CALO NEI RENDIMENTI DELLE IPO

A seguito dell'inasprimento della politica monetaria della Banca Centrale della Repubblica di Turchia e del rallentamento del mercato azionario dovuto alle tensioni geopolitiche, si è registrato un calo nei rendimenti delle IPO rispetto al passato. Mentre durante i mesi estivi le azioni tendevano a registrare rialzi massimi per diversi giorni consecutivi dopo la quotazione, con l'emergere dei depositi bancari come alternativa al mercato azionario, le azioni hanno iniziato a perdere terreno già dal secondo giorno o a scendere ai livelli minimi fin dal primo giorno di negoziazione.

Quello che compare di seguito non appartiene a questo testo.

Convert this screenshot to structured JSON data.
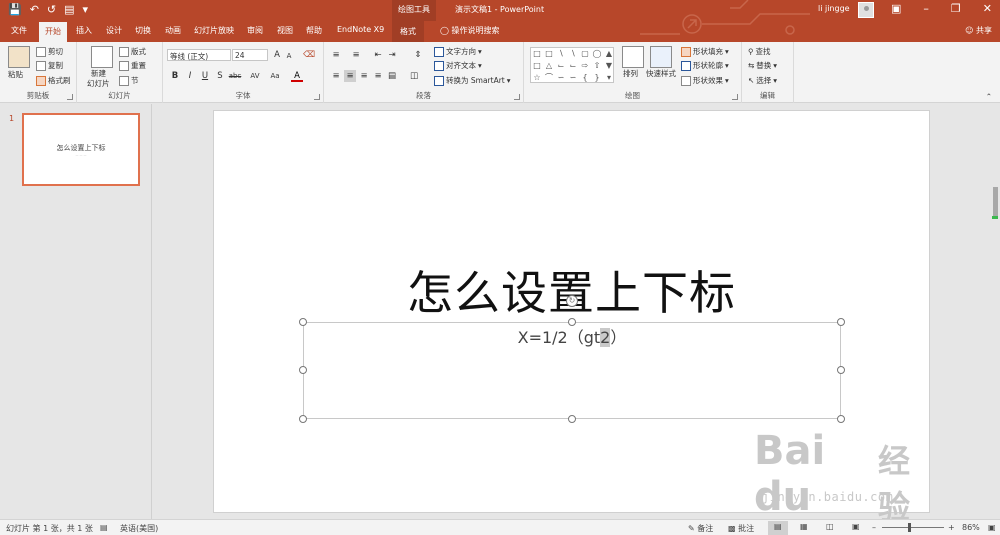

Tra le IPO avvenute nell'ultimo trimestre dell'anno, ha destato particolare attenzione la stagnazione delle performance di quelle realizzate a dicembre. Secondo i dati del 2023, 5 delle 7 IPO effettuate a dicembre hanno fatto perdere denaro agli investitori, nonostante avessero ricevuto una domanda multipla durante il processo di offerta. Tra le due sole IPO che sono riuscite a generare un rendimento positivo in quel mese, solo le azioni di Kuzey Boru sono riuscite a superare il tasso di inflazione mensile con un rendimento del 16,29%. Le azioni di Şeker Yatırım Menkul Değerler, anch'esse quotate nello stesso mese, hanno registrato un rendimento dell'1,14%, performando al di sotto dell'inflazione mensile del 2,93% registrata a dicembre.